Cardiac CT (CCT) and real-time 3D echocardiography (RT3DE) are being used increasingly in clinical cardiology. CCT offers superb spatial and contrast resolution, resulting in excellent endocardial definition. RT3DE has the advantages of low cost, portability, and live 3D imaging without offline reconstruction. We sought to compare both CCT and RT3DE measurements of left ventricular size and function with the standard reference technique, cardiac MR (CMR). In 31 patients, RT3DE data sets (Philips 7500) and long-axis CMR (Siemens, 1.5 T) and CCT (Toshiba, 16-slice MDCT) images were obtained on the same day without beta-blockers.
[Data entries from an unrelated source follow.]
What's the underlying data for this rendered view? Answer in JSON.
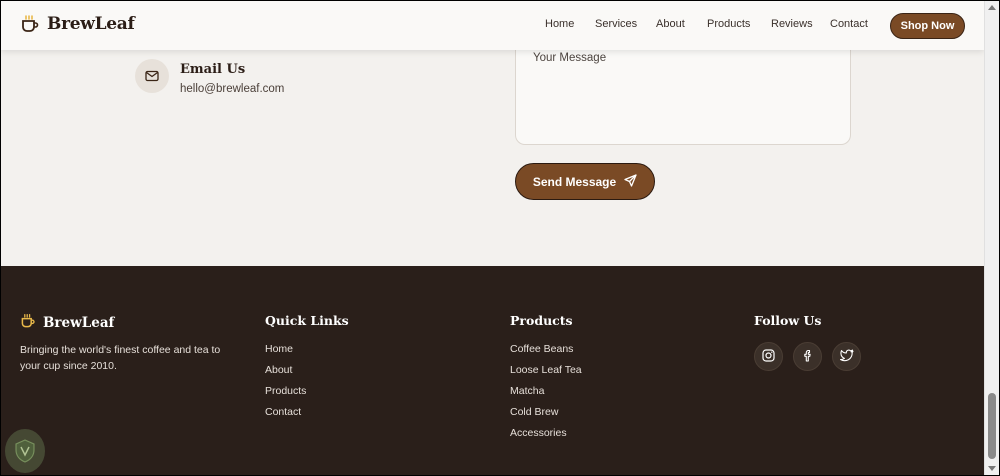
{
  "brand": {
    "name": "BrewLeaf"
  },
  "nav": {
    "items": [
      "Home",
      "Services",
      "About",
      "Products",
      "Reviews",
      "Contact"
    ],
    "cta": "Shop Now"
  },
  "contact": {
    "email_title": "Email Us",
    "email_value": "hello@brewleaf.com",
    "message_placeholder": "Your Message",
    "send_label": "Send Message"
  },
  "footer": {
    "brand": "BrewLeaf",
    "description": "Bringing the world's finest coffee and tea to your cup since 2010.",
    "quick_links": {
      "heading": "Quick Links",
      "items": [
        "Home",
        "About",
        "Products",
        "Contact"
      ]
    },
    "products": {
      "heading": "Products",
      "items": [
        "Coffee Beans",
        "Loose Leaf Tea",
        "Matcha",
        "Cold Brew",
        "Accessories"
      ]
    },
    "follow": {
      "heading": "Follow Us",
      "icons": [
        "instagram-icon",
        "facebook-icon",
        "twitter-icon"
      ]
    }
  },
  "colors": {
    "accent": "#7a4a25",
    "logo_gold": "#e8b84a",
    "footer_bg": "#2a1f1a",
    "page_bg": "#f3f1ee"
  }
}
All images were analyzed to obtain end-systolic and end-diastolic volumes and ejection fractions using the same rotational analysis to eliminate possible analysis-related differences. Intertechnique agreement was tested through linear regression and Bland-Altman analyses. Repeated measurements were performed to determine intraobserver and interobserver variability. Both CCT and RT3DE measurements resulted in high correlation (r2 > 0.85) compared with CMR. However, CCT significantly overestimated end-diastolic and end-systolic volumes (26 and 19 mL; P < 0.05), resulting in a small but significant bias in ejection fraction (-2.8%). RT3DE underestimated end-diastolic and end-systolic volumes only slightly (5 and 6 mL), with no significant bias in EF (0.3%; P = 0.68). The limits of agreement with CMR were comparable for the 2 techniques. The variability in the CCT measurements was roughly half of that in either RT3DE or CMR values. CCT provides highly reproducible measurements of left ventricular volumes, which are significantly larger than CMR values. RT3DE measurements compared more favorably with the CMR reference, albeit with higher variability.